When I moved back to Birmingham from Washington, DC several years ago, I began a tradition of cooking breakfast Christmas morning. I started this tradition because of childhood memories I have of my mam’maw Kennedy cooking breakfast on Christmas morning.
Living in Opelika as a child, as I have said before, we would have to travel to Birmingham for the holidays to spend time with my grandparents. Christmas Eve was spent at my grandma and granddaddy Chandler’s house in Birmingham. We had dinner and then opened presents. We weren’t allowed to open presents until all the dishes were washed and dried. During that time, my grandparents didn’t own a dishwasher, so the dishes had to be washed by hand. The grandchildren liked to speed things along so we would help wash them. After the evening’s festivities, we would leave their house and drive an hour north to my dad’s parents’ house in Blount County. We spent the night, Santa would visit and then my dad’s brothers and family would come to eat lunch.

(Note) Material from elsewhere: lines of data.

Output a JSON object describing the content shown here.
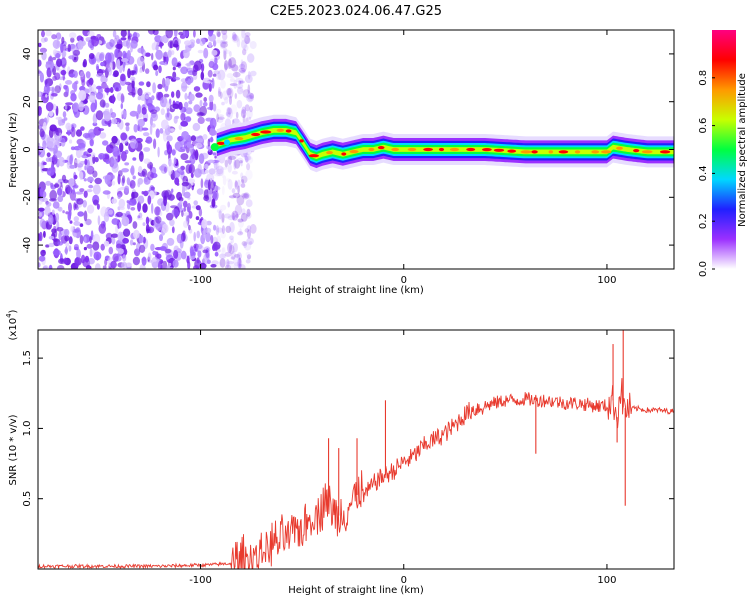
{
  "figure": {
    "title": "C2E5.2023.024.06.47.G25"
  },
  "chart_data": [
    {
      "type": "heatmap",
      "title": "C2E5.2023.024.06.47.G25",
      "xlabel": "Height of straight line (km)",
      "ylabel": "Frequency (Hz)",
      "xlim": [
        -180,
        133
      ],
      "ylim": [
        -50,
        50
      ],
      "xticks": [
        -100,
        0,
        100
      ],
      "yticks": [
        -40,
        -20,
        0,
        20,
        40
      ],
      "colorbar": {
        "label": "Normalized spectral amplitude",
        "range": [
          0,
          1
        ],
        "ticks": [
          0.0,
          0.2,
          0.4,
          0.6,
          0.8
        ],
        "colormap": [
          "#ffffff",
          "#9b30ff",
          "#2020ff",
          "#00d8ff",
          "#00ff40",
          "#c8ff00",
          "#ff9900",
          "#ff0000",
          "#ff0080"
        ]
      },
      "noise_region_x": [
        -180,
        -80
      ],
      "ridge": {
        "x": [
          -92,
          -85,
          -78,
          -70,
          -64,
          -58,
          -53,
          -49,
          -46,
          -43,
          -40,
          -35,
          -30,
          -25,
          -20,
          -15,
          -10,
          -5,
          0,
          10,
          20,
          30,
          40,
          60,
          80,
          100,
          103,
          110,
          120,
          133
        ],
        "y": [
          2,
          4,
          5,
          7,
          8,
          8,
          7,
          2,
          -2,
          -3,
          -2,
          -1,
          -2,
          -1,
          0,
          0,
          1,
          0,
          0,
          0,
          0,
          0,
          0,
          -1,
          -1,
          -1,
          1,
          0,
          -1,
          -1
        ]
      }
    },
    {
      "type": "line",
      "xlabel": "Height of straight line (km)",
      "ylabel": "SNR (10 * v/v)",
      "yscale_label": "(x10",
      "yscale_exponent": "4",
      "xlim": [
        -180,
        133
      ],
      "ylim": [
        0,
        1.7
      ],
      "xticks": [
        -100,
        0,
        100
      ],
      "yticks": [
        0.5,
        1.0,
        1.5
      ],
      "color": "#e83a2e",
      "series": [
        {
          "x": [
            -180,
            -150,
            -120,
            -95,
            -85,
            -78,
            -72,
            -68,
            -64,
            -60,
            -55,
            -50,
            -45,
            -42,
            -38,
            -35,
            -32,
            -28,
            -25,
            -22,
            -20,
            -17,
            -14,
            -10,
            -5,
            0,
            5,
            8,
            12,
            15,
            20,
            25,
            28,
            32,
            35,
            40,
            45,
            50,
            55,
            60,
            65,
            70,
            75,
            80,
            85,
            90,
            95,
            100,
            103,
            105,
            107,
            108,
            110,
            115,
            120,
            125,
            133
          ],
          "y": [
            0.02,
            0.02,
            0.02,
            0.03,
            0.04,
            0.06,
            0.1,
            0.14,
            0.18,
            0.2,
            0.24,
            0.3,
            0.38,
            0.42,
            0.5,
            0.4,
            0.38,
            0.44,
            0.48,
            0.55,
            0.52,
            0.56,
            0.62,
            0.66,
            0.7,
            0.76,
            0.8,
            0.85,
            0.9,
            0.92,
            0.96,
            1.02,
            1.07,
            1.12,
            1.14,
            1.16,
            1.18,
            1.2,
            1.2,
            1.21,
            1.2,
            1.2,
            1.19,
            1.18,
            1.18,
            1.17,
            1.16,
            1.16,
            1.2,
            1.08,
            1.3,
            1.15,
            1.14,
            1.14,
            1.13,
            1.13,
            1.12
          ]
        }
      ],
      "spikes": [
        {
          "x": -37,
          "y": 0.93
        },
        {
          "x": -32,
          "y": 0.86
        },
        {
          "x": -23,
          "y": 0.93
        },
        {
          "x": -9,
          "y": 1.2
        },
        {
          "x": 65,
          "y": 0.82
        },
        {
          "x": 103,
          "y": 1.6
        },
        {
          "x": 105,
          "y": 0.9
        },
        {
          "x": 108,
          "y": 1.7
        },
        {
          "x": 109,
          "y": 0.45
        }
      ]
    }
  ]
}
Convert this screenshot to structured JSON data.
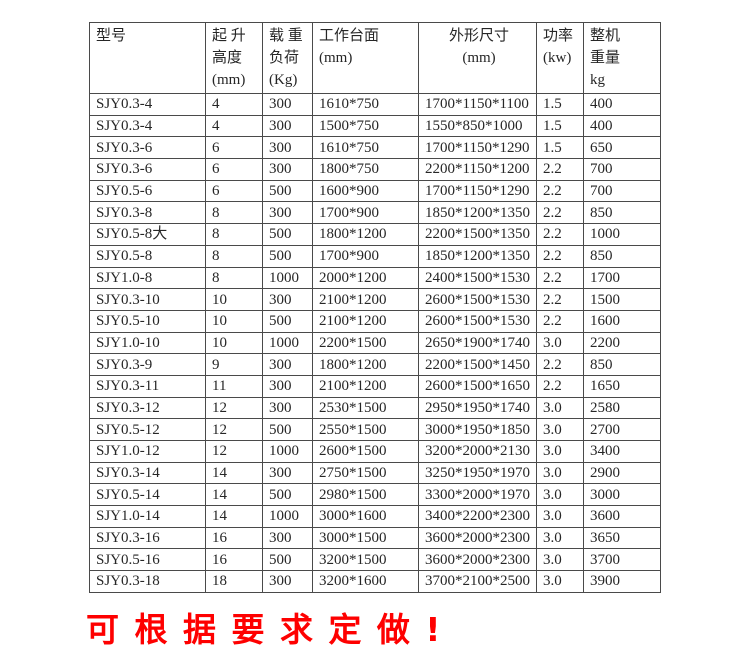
{
  "table": {
    "headers": [
      {
        "id": "model",
        "lines": [
          "型号"
        ]
      },
      {
        "id": "lift-height",
        "lines": [
          "起 升",
          "高度",
          "(mm)"
        ]
      },
      {
        "id": "load",
        "lines": [
          "载 重",
          "负荷",
          "(Kg)"
        ]
      },
      {
        "id": "platform",
        "lines": [
          "工作台面",
          "(mm)"
        ]
      },
      {
        "id": "dimensions",
        "lines": [
          "外形尺寸",
          "(mm)"
        ],
        "align": "center"
      },
      {
        "id": "power",
        "lines": [
          "功率",
          "(kw)"
        ]
      },
      {
        "id": "weight",
        "lines": [
          "整机",
          "重量",
          "kg"
        ]
      }
    ],
    "rows": [
      [
        "SJY0.3-4",
        "4",
        "300",
        "1610*750",
        "1700*1150*1100",
        "1.5",
        "400"
      ],
      [
        "SJY0.3-4",
        "4",
        "300",
        "1500*750",
        "1550*850*1000",
        "1.5",
        "400"
      ],
      [
        "SJY0.3-6",
        "6",
        "300",
        "1610*750",
        "1700*1150*1290",
        "1.5",
        "650"
      ],
      [
        "SJY0.3-6",
        "6",
        "300",
        "1800*750",
        "2200*1150*1200",
        "2.2",
        "700"
      ],
      [
        "SJY0.5-6",
        "6",
        "500",
        "1600*900",
        "1700*1150*1290",
        "2.2",
        "700"
      ],
      [
        "SJY0.3-8",
        "8",
        "300",
        "1700*900",
        "1850*1200*1350",
        "2.2",
        "850"
      ],
      [
        "SJY0.5-8大",
        "8",
        "500",
        "1800*1200",
        "2200*1500*1350",
        "2.2",
        "1000"
      ],
      [
        "SJY0.5-8",
        "8",
        "500",
        "1700*900",
        "1850*1200*1350",
        "2.2",
        "850"
      ],
      [
        "SJY1.0-8",
        "8",
        "1000",
        "2000*1200",
        "2400*1500*1530",
        "2.2",
        "1700"
      ],
      [
        "SJY0.3-10",
        "10",
        "300",
        "2100*1200",
        "2600*1500*1530",
        "2.2",
        "1500"
      ],
      [
        "SJY0.5-10",
        "10",
        "500",
        "2100*1200",
        "2600*1500*1530",
        "2.2",
        "1600"
      ],
      [
        "SJY1.0-10",
        "10",
        "1000",
        "2200*1500",
        "2650*1900*1740",
        "3.0",
        "2200"
      ],
      [
        "SJY0.3-9",
        "9",
        "300",
        "1800*1200",
        "2200*1500*1450",
        "2.2",
        "850"
      ],
      [
        "SJY0.3-11",
        "11",
        "300",
        "2100*1200",
        "2600*1500*1650",
        "2.2",
        "1650"
      ],
      [
        "SJY0.3-12",
        "12",
        "300",
        "2530*1500",
        "2950*1950*1740",
        "3.0",
        "2580"
      ],
      [
        "SJY0.5-12",
        "12",
        "500",
        "2550*1500",
        "3000*1950*1850",
        "3.0",
        "2700"
      ],
      [
        "SJY1.0-12",
        "12",
        "1000",
        "2600*1500",
        "3200*2000*2130",
        "3.0",
        "3400"
      ],
      [
        "SJY0.3-14",
        "14",
        "300",
        "2750*1500",
        "3250*1950*1970",
        "3.0",
        "2900"
      ],
      [
        "SJY0.5-14",
        "14",
        "500",
        "2980*1500",
        "3300*2000*1970",
        "3.0",
        "3000"
      ],
      [
        "SJY1.0-14",
        "14",
        "1000",
        "3000*1600",
        "3400*2200*2300",
        "3.0",
        "3600"
      ],
      [
        "SJY0.3-16",
        "16",
        "300",
        "3000*1500",
        "3600*2000*2300",
        "3.0",
        "3650"
      ],
      [
        "SJY0.5-16",
        "16",
        "500",
        "3200*1500",
        "3600*2000*2300",
        "3.0",
        "3700"
      ],
      [
        "SJY0.3-18",
        "18",
        "300",
        "3200*1600",
        "3700*2100*2500",
        "3.0",
        "3900"
      ]
    ]
  },
  "footer": {
    "note": "可 根 据 要 求 定 做 !"
  },
  "colors": {
    "note_red": "#fe0000",
    "table_text": "#262626",
    "table_border": "#4a4a4a"
  }
}
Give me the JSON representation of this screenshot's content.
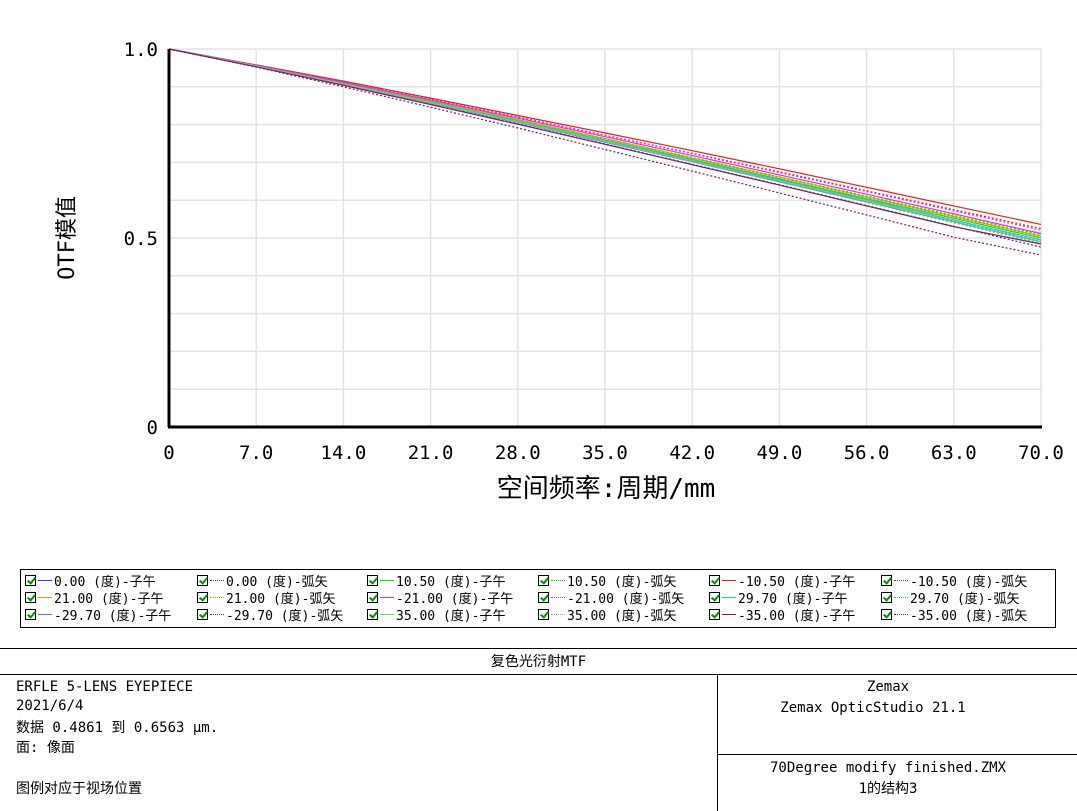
{
  "chart_data": {
    "type": "line",
    "title": "",
    "xlabel": "空间频率:周期/mm",
    "ylabel": "OTF模值",
    "xlim": [
      0,
      70
    ],
    "ylim": [
      0,
      1
    ],
    "x_ticks": [
      "0",
      "7.0",
      "14.0",
      "21.0",
      "28.0",
      "35.0",
      "42.0",
      "49.0",
      "56.0",
      "63.0",
      "70.0"
    ],
    "y_ticks": [
      "0",
      "0.5",
      "1.0"
    ],
    "y_tick_values": [
      0,
      0.5,
      1.0
    ],
    "grid": true,
    "x": [
      0,
      7,
      14,
      21,
      28,
      35,
      42,
      49,
      56,
      63,
      70
    ],
    "series": [
      {
        "name": "0.00 (度)-子午",
        "color": "#3b3bff",
        "dash": "solid",
        "values": [
          1.0,
          0.955,
          0.907,
          0.857,
          0.806,
          0.754,
          0.702,
          0.649,
          0.596,
          0.543,
          0.49
        ]
      },
      {
        "name": "0.00 (度)-弧矢",
        "color": "#3b3bff",
        "dash": "dotted",
        "values": [
          1.0,
          0.955,
          0.907,
          0.857,
          0.806,
          0.754,
          0.702,
          0.649,
          0.596,
          0.543,
          0.49
        ]
      },
      {
        "name": "10.50 (度)-子午",
        "color": "#18d818",
        "dash": "solid",
        "values": [
          1.0,
          0.956,
          0.909,
          0.86,
          0.81,
          0.759,
          0.708,
          0.656,
          0.604,
          0.552,
          0.5
        ]
      },
      {
        "name": "10.50 (度)-弧矢",
        "color": "#18d818",
        "dash": "dotted",
        "values": [
          1.0,
          0.956,
          0.91,
          0.862,
          0.813,
          0.763,
          0.713,
          0.662,
          0.611,
          0.56,
          0.509
        ]
      },
      {
        "name": "-10.50 (度)-子午",
        "color": "#e0201e",
        "dash": "solid",
        "values": [
          1.0,
          0.958,
          0.915,
          0.87,
          0.824,
          0.778,
          0.731,
          0.683,
          0.634,
          0.585,
          0.536
        ]
      },
      {
        "name": "-10.50 (度)-弧矢",
        "color": "#e0201e",
        "dash": "dotted",
        "values": [
          1.0,
          0.957,
          0.913,
          0.867,
          0.82,
          0.772,
          0.724,
          0.675,
          0.625,
          0.575,
          0.525
        ]
      },
      {
        "name": "21.00 (度)-子午",
        "color": "#b0b000",
        "dash": "solid",
        "values": [
          1.0,
          0.956,
          0.91,
          0.862,
          0.813,
          0.763,
          0.712,
          0.661,
          0.609,
          0.557,
          0.505
        ]
      },
      {
        "name": "21.00 (度)-弧矢",
        "color": "#b0b000",
        "dash": "dotted",
        "values": [
          1.0,
          0.956,
          0.91,
          0.861,
          0.811,
          0.761,
          0.71,
          0.658,
          0.606,
          0.554,
          0.502
        ]
      },
      {
        "name": "-21.00 (度)-子午",
        "color": "#e030e0",
        "dash": "solid",
        "values": [
          1.0,
          0.957,
          0.912,
          0.865,
          0.817,
          0.768,
          0.718,
          0.667,
          0.616,
          0.564,
          0.512
        ]
      },
      {
        "name": "-21.00 (度)-弧矢",
        "color": "#e030e0",
        "dash": "dotted",
        "values": [
          1.0,
          0.957,
          0.913,
          0.867,
          0.82,
          0.772,
          0.723,
          0.673,
          0.623,
          0.572,
          0.521
        ]
      },
      {
        "name": "29.70 (度)-子午",
        "color": "#20c8d8",
        "dash": "solid",
        "values": [
          1.0,
          0.955,
          0.908,
          0.859,
          0.809,
          0.758,
          0.706,
          0.654,
          0.601,
          0.548,
          0.495
        ]
      },
      {
        "name": "29.70 (度)-弧矢",
        "color": "#20c8d8",
        "dash": "dotted",
        "values": [
          1.0,
          0.955,
          0.907,
          0.858,
          0.807,
          0.756,
          0.704,
          0.651,
          0.598,
          0.545,
          0.492
        ]
      },
      {
        "name": "-29.70 (度)-子午",
        "color": "#6a6af0",
        "dash": "solid",
        "values": [
          1.0,
          0.955,
          0.907,
          0.857,
          0.806,
          0.754,
          0.702,
          0.649,
          0.596,
          0.543,
          0.49
        ]
      },
      {
        "name": "-29.70 (度)-弧矢",
        "color": "#3a3a9a",
        "dash": "dotted",
        "values": [
          1.0,
          0.954,
          0.905,
          0.854,
          0.802,
          0.749,
          0.695,
          0.641,
          0.586,
          0.531,
          0.476
        ]
      },
      {
        "name": "35.00 (度)-子午",
        "color": "#70d070",
        "dash": "solid",
        "values": [
          1.0,
          0.955,
          0.908,
          0.858,
          0.807,
          0.756,
          0.704,
          0.651,
          0.598,
          0.544,
          0.49
        ]
      },
      {
        "name": "35.00 (度)-弧矢",
        "color": "#70d070",
        "dash": "dotted",
        "values": [
          1.0,
          0.955,
          0.907,
          0.857,
          0.806,
          0.754,
          0.701,
          0.648,
          0.594,
          0.54,
          0.486
        ]
      },
      {
        "name": "-35.00 (度)-子午",
        "color": "#7a1a6a",
        "dash": "solid",
        "values": [
          1.0,
          0.953,
          0.904,
          0.853,
          0.801,
          0.748,
          0.694,
          0.64,
          0.585,
          0.53,
          0.484
        ]
      },
      {
        "name": "-35.00 (度)-弧矢",
        "color": "#7a1a6a",
        "dash": "dotted",
        "values": [
          1.0,
          0.952,
          0.9,
          0.846,
          0.791,
          0.734,
          0.677,
          0.619,
          0.561,
          0.502,
          0.455
        ]
      }
    ]
  },
  "footer": {
    "title": "复色光衍射MTF",
    "lens_name": "ERFLE 5-LENS EYEPIECE",
    "date": "2021/6/4",
    "data_range": "数据 0.4861 到 0.6563 μm.",
    "surface": "面: 像面",
    "legend_note": "图例对应于视场位置",
    "company": "Zemax",
    "software": "Zemax OpticStudio 21.1",
    "file": "70Degree modify finished.ZMX",
    "config": "1的结构3"
  }
}
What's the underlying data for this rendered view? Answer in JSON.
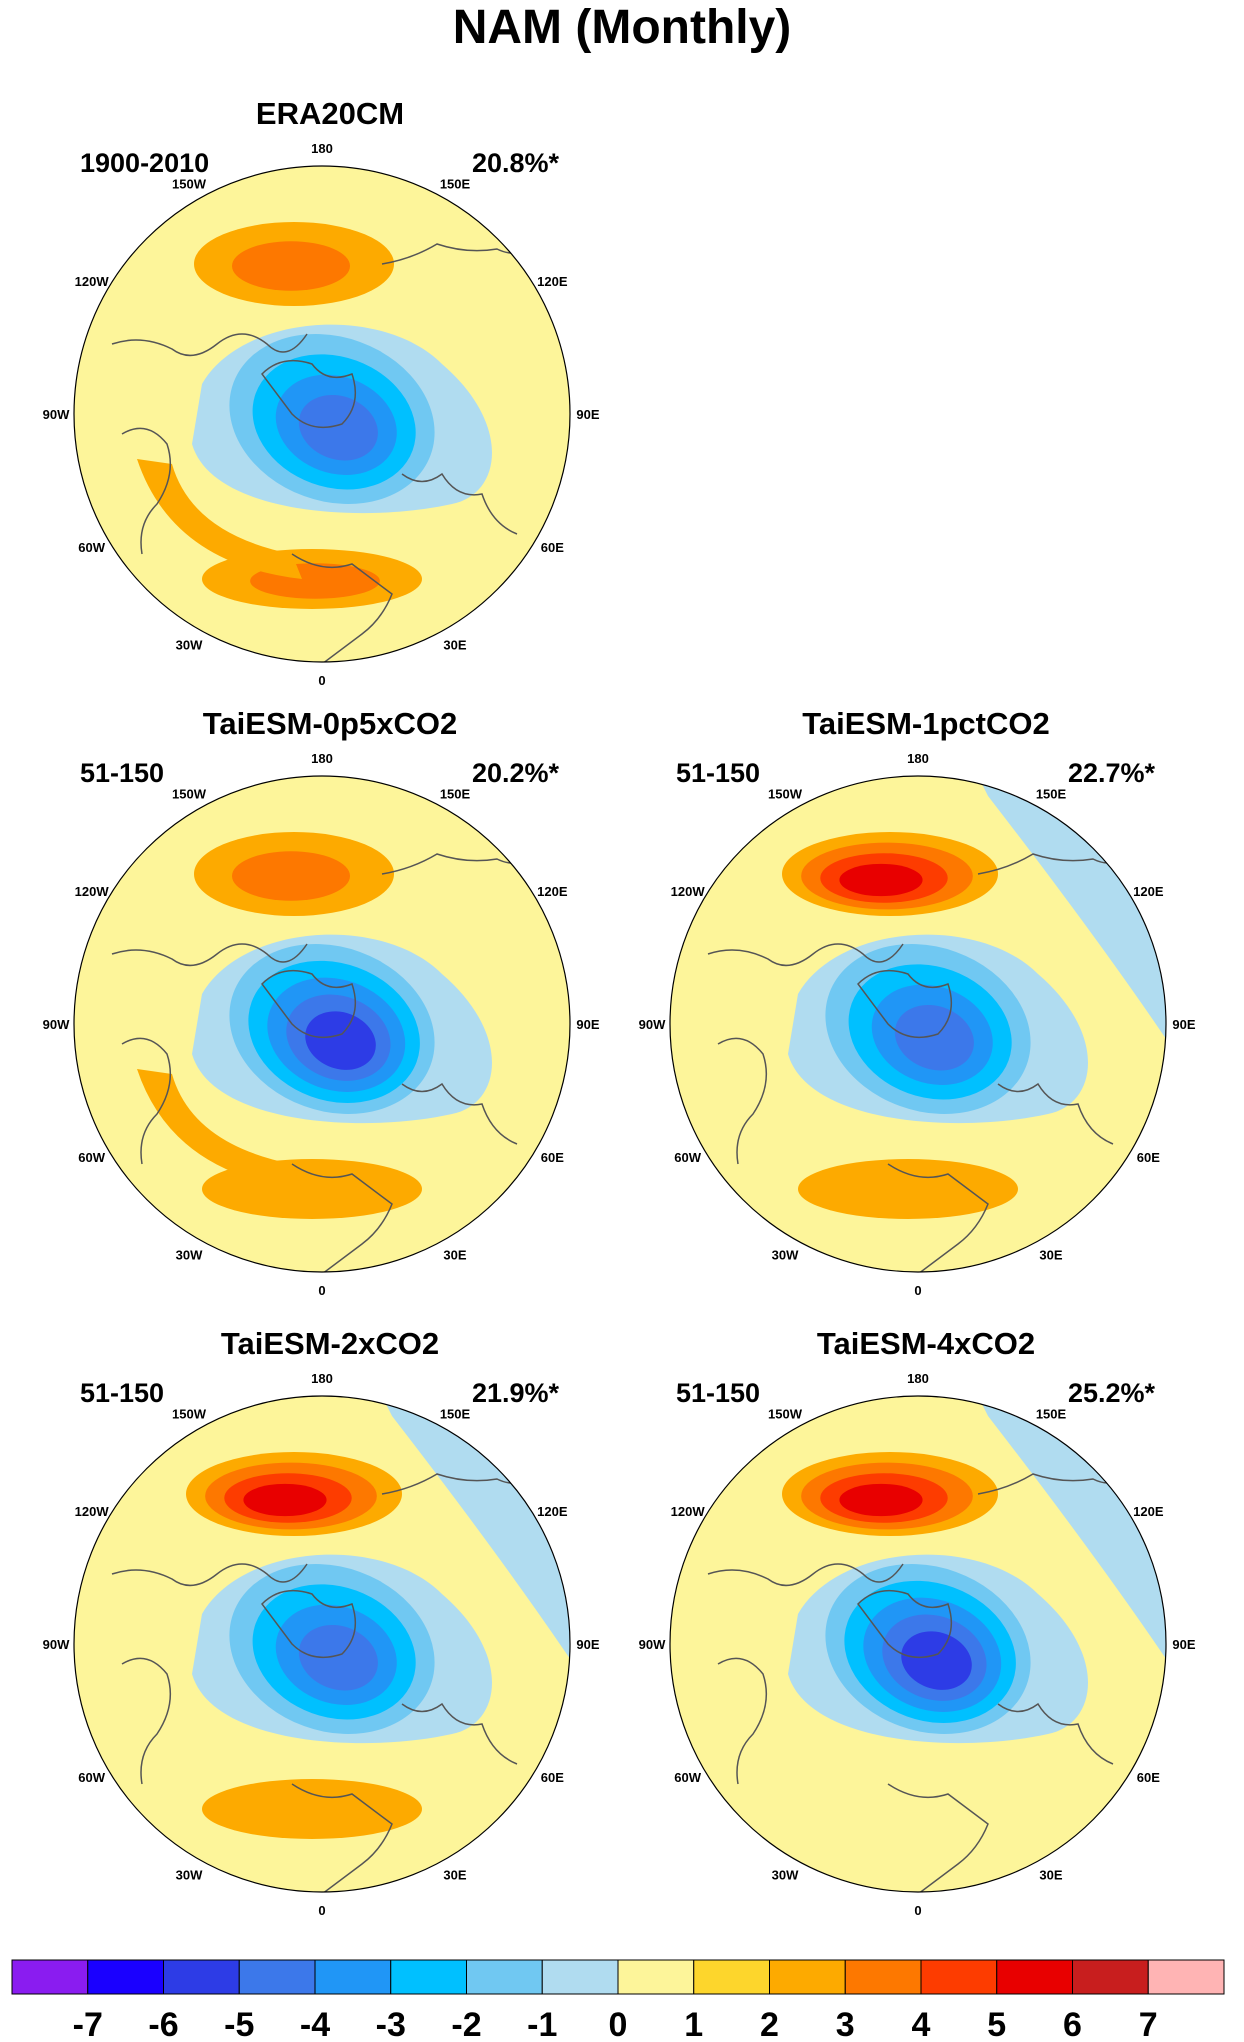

Christmas morning would begin at 5 or 6 a.m. with my mam’maw rolling out dough for biscuits. There were no can or frozen biscuits served at her house, ever. She would use Christmas cookie cutters to cut the shape of the biscuits on Christmas morning and they would be served with grits, scrambled eggs, bacon and sausage. The bacon and sausage usually was from a pig my grandfather would buy near his farm. The warmth of the house and the smell of bacon cooking made a cold Christmas morning special.
Carrying on this tradition brings me closer to my mam’maw and her memory as well as memories of Christmas as a child. My dad loves that I cook breakfast every Christmas morning. He loves traditions, especially during the holidays. He usually texts me several times to make sure I am going to cook breakfast Christmas morning. “Yes, daddy, I am.”